Saat itu, menurut Gabungan, tugas dan fungsi militer yang terlibat dalam politik dan Usaha Sudah mengganggu bahkan mengacaukan profesionalisme militer sendiri.
“Dampak lainnya, bahkan Sampai saat ini mengancam kehidupan demokrasi dan kebebasan sipil. Karena itu ketika reformasi 1998 bergulir, militer dikembalikan ke fungsi aslinya untuk Lini belakang negara,” tulis Gabungan.
Oleh karena itu, Gabungan Sipil meminta Dewan Perwakilan Rakyat dan Pemerintah segera menghentikan pembahasan revisi Undang-Undang TNI yang dinilai kontroversial itu.

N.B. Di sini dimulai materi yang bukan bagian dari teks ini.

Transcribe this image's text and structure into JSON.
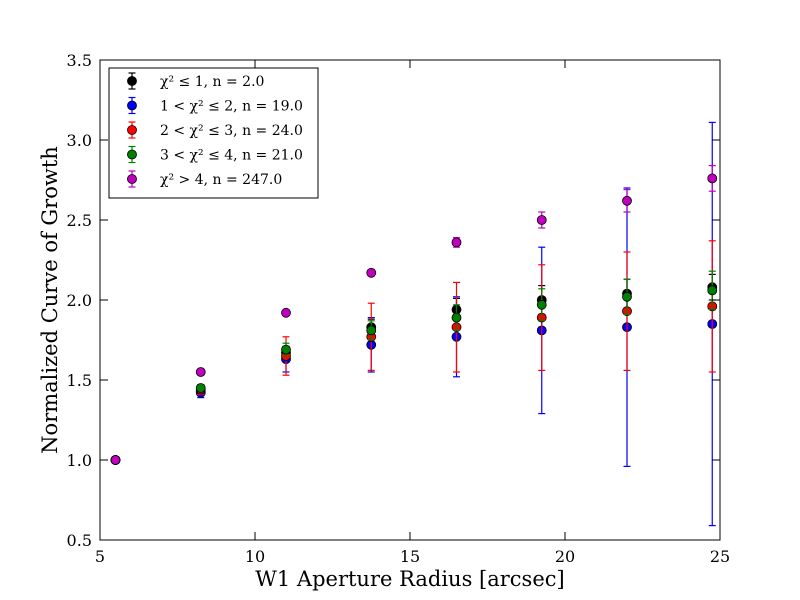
{
  "chart_data": {
    "type": "scatter",
    "title": "",
    "xlabel": "W1 Aperture Radius [arcsec]",
    "ylabel": "Normalized Curve of Growth",
    "xlim": [
      5,
      25
    ],
    "ylim": [
      0.5,
      3.5
    ],
    "xticks": [
      "5",
      "10",
      "15",
      "20",
      "25"
    ],
    "yticks": [
      "0.5",
      "1.0",
      "1.5",
      "2.0",
      "2.5",
      "3.0",
      "3.5"
    ],
    "grid": false,
    "legend_position": "top-left",
    "x": [
      5.5,
      8.25,
      11.0,
      13.75,
      16.5,
      19.25,
      22.0,
      24.75
    ],
    "series": [
      {
        "name": "χ² ≤ 1, n = 2.0",
        "color": "#000000",
        "values": [
          1.0,
          1.43,
          1.67,
          1.83,
          1.94,
          2.0,
          2.04,
          2.08
        ],
        "err": [
          0.0,
          0.01,
          0.02,
          0.05,
          0.07,
          0.09,
          0.09,
          0.08
        ]
      },
      {
        "name": "1 < χ² ≤ 2, n = 19.0",
        "color": "#0000ff",
        "values": [
          1.0,
          1.42,
          1.63,
          1.72,
          1.77,
          1.81,
          1.83,
          1.85
        ],
        "err": [
          0.0,
          0.03,
          0.08,
          0.17,
          0.25,
          0.52,
          0.87,
          1.26
        ]
      },
      {
        "name": "2 < χ² ≤ 3, n = 24.0",
        "color": "#ff0000",
        "values": [
          1.0,
          1.44,
          1.65,
          1.77,
          1.83,
          1.89,
          1.93,
          1.96
        ],
        "err": [
          0.0,
          0.03,
          0.12,
          0.21,
          0.28,
          0.33,
          0.37,
          0.41
        ]
      },
      {
        "name": "3 < χ² ≤ 4, n = 21.0",
        "color": "#008000",
        "values": [
          1.0,
          1.45,
          1.69,
          1.81,
          1.89,
          1.97,
          2.02,
          2.06
        ],
        "err": [
          0.0,
          0.02,
          0.04,
          0.06,
          0.08,
          0.1,
          0.11,
          0.12
        ]
      },
      {
        "name": "χ² > 4, n = 247.0",
        "color": "#bf00bf",
        "values": [
          1.0,
          1.55,
          1.92,
          2.17,
          2.36,
          2.5,
          2.62,
          2.76
        ],
        "err": [
          0.0,
          0.01,
          0.01,
          0.02,
          0.03,
          0.05,
          0.07,
          0.08
        ]
      }
    ]
  }
}
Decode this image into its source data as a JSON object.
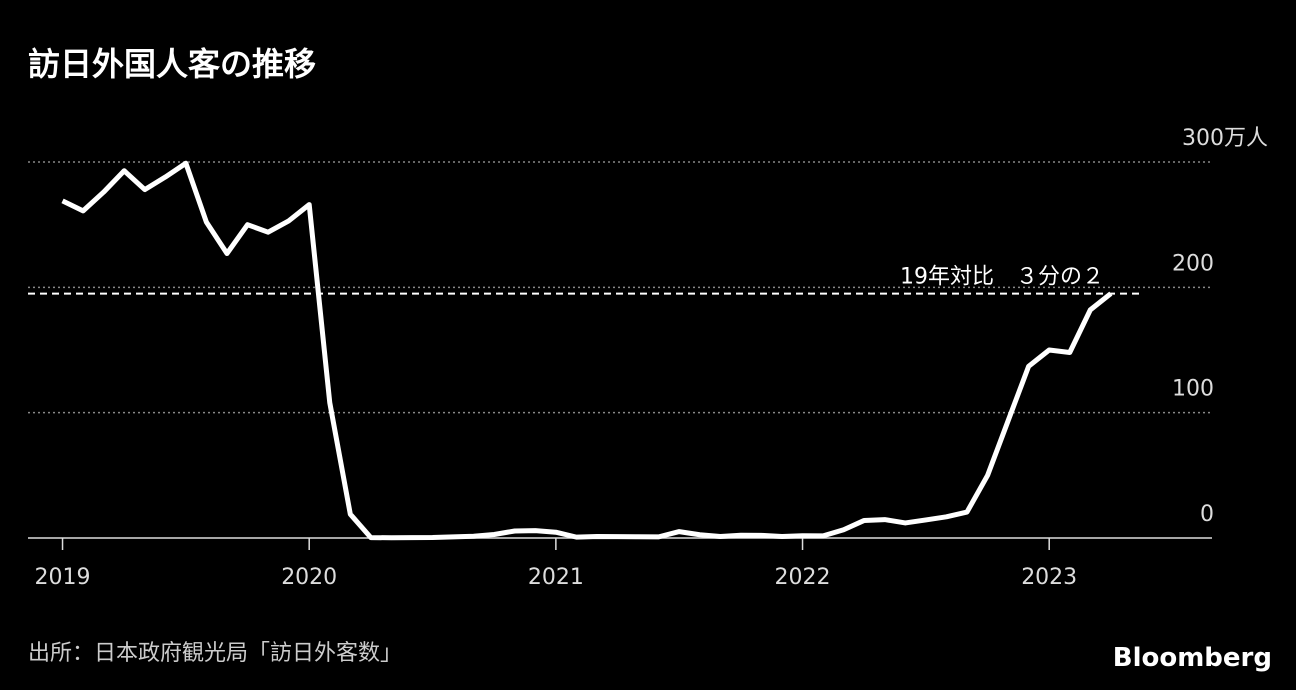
{
  "chart_data": {
    "type": "line",
    "title": "訪日外国人客の推移",
    "source": "出所：日本政府観光局「訪日外客数」",
    "brand": "Bloomberg",
    "x": [
      "2019-01",
      "2019-02",
      "2019-03",
      "2019-04",
      "2019-05",
      "2019-06",
      "2019-07",
      "2019-08",
      "2019-09",
      "2019-10",
      "2019-11",
      "2019-12",
      "2020-01",
      "2020-02",
      "2020-03",
      "2020-04",
      "2020-05",
      "2020-06",
      "2020-07",
      "2020-08",
      "2020-09",
      "2020-10",
      "2020-11",
      "2020-12",
      "2021-01",
      "2021-02",
      "2021-03",
      "2021-04",
      "2021-05",
      "2021-06",
      "2021-07",
      "2021-08",
      "2021-09",
      "2021-10",
      "2021-11",
      "2021-12",
      "2022-01",
      "2022-02",
      "2022-03",
      "2022-04",
      "2022-05",
      "2022-06",
      "2022-07",
      "2022-08",
      "2022-09",
      "2022-10",
      "2022-11",
      "2022-12",
      "2023-01",
      "2023-02",
      "2023-03",
      "2023-04"
    ],
    "series": [
      {
        "color": "#ffffff",
        "values": [
          269,
          261,
          276,
          293,
          278,
          288,
          299,
          252,
          227,
          250,
          244,
          253,
          266,
          108,
          19,
          0.3,
          0.2,
          0.3,
          0.4,
          0.9,
          1.4,
          2.8,
          5.6,
          5.9,
          4.6,
          0.7,
          1.2,
          1.1,
          1,
          0.9,
          5.1,
          2.6,
          1.2,
          2.2,
          2.1,
          1.2,
          1.8,
          1.7,
          6.6,
          14,
          14.7,
          12,
          14.4,
          16.9,
          20.7,
          49.9,
          93.5,
          137,
          150,
          148,
          182,
          195
        ]
      }
    ],
    "reference": {
      "value": 195,
      "label": "19年対比　３分の２"
    },
    "xlim": [
      2018.86,
      2023.66
    ],
    "xticks": [
      2019,
      2020,
      2021,
      2022,
      2023
    ],
    "ylim": [
      0,
      300
    ],
    "yticks": [
      0,
      100,
      200,
      {
        "value": 300,
        "label": "300万人"
      }
    ],
    "grid": true
  }
}
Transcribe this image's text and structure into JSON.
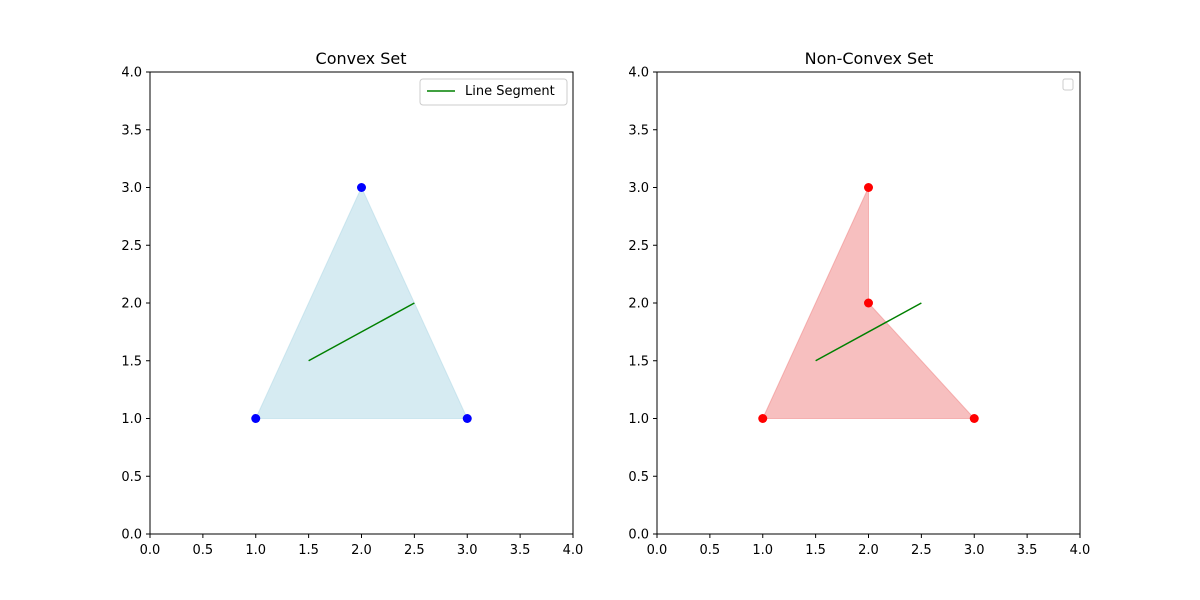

Gabungan menyoroti salah satu permasalahan profesionalisme TNI Merupakan mengenai Usaha keamanan di perusahaan milik swasta dan negara serta pengamanan proyek-proyek pemerintah.
“Penghapusan pasal tersebut dapat melegalkan dugaan praktik Usaha keamanan yang selama ini terjadi, khususnya di sektor sumber daya alam,” kata Gabungan.
Gabungan memandang Sebelumnya sepatutnya, yang dilakukan pemerintah bukan merevisi Undang-Undang TNI dengan mencabut larangan berbisnis bagi prajurit TNI, tetapi memastikan kesejahteraan prajurit Terjamin dengan dukungan anggaran negara.
“Praktik ini terbukti menyebabkan profesionalisme prajurit menjadi rusak seperti era Orde Baru. Ditambah lagi, militer Sangat dianjurkan jelas alokasi anggaran pertahanannya untuk memastikan alutsista yang modern dan kesejahteraan prajurit,” tulis Gabungan.
Usulan penghapusan ini sebelumnya mencuat dalam acara Dengar Pendapat Publik RUU Perubahan Undang-Undang TNI yang digelar Kemenko Polhukam pada Kamis (11/7).
Dalam acara itu, Kepala Badan Pembinaan Hukum (Kababinkum) TNI Laksamana Muda (Laksda) Kresno Buntoro menjelaskan Panglima TNI Jenderal Agus Subiyanto Sudah menyurati Menko Polhukam Hadi Tjahjanto Supaya bisa membahas beberapa pasal lain dalam revisi Undang-Undang TNI yang tengah bergulir.
Salah satunya Merupakan pasal 39 huruf c itu. Kresno mencontohkan istrinya yang memiliki usaha warung di rumah. Menurutnya, hal itu membuat dirinya Ingin tidak Ingin terlibat dalam kegiatan Usaha warung itu.
“Kalau ini diterapkan maka saya kena hukuman. Prajurit dilarang terlibat di dalam Usaha. Istri saya, saya kan Sebelumnya Tak perlu dijelaskan lagi Ingin enggak Ingin terlibat. Wong, aku nganter belanja dan sebagainya. Terus apakah ini eksis? Di waktu ini Bahkan, kalau saya diperiksa saya bisa kena. Oleh karena itu kita sarankan ini dibuang,” ujar Kresno.
Menurutnya, yang seharusnya dilarang terlibat kegiatan Usaha Merupakan institusi TNI, bukan prajurit TNI.
“Tapi kalau prajurit, Ingin buka warung kelontong aja ndak. Ada driver saya setelah nganter saya. Kebetulan saya mendapat driver supir Di waktu ini Bahkan ini. Ia selesai magrib, itu Terkadang, atau Sabtu-Minggu itu Ia ngojek. Ia melakukan Usaha. Masa enggak boleh kayak begitu?” katanya.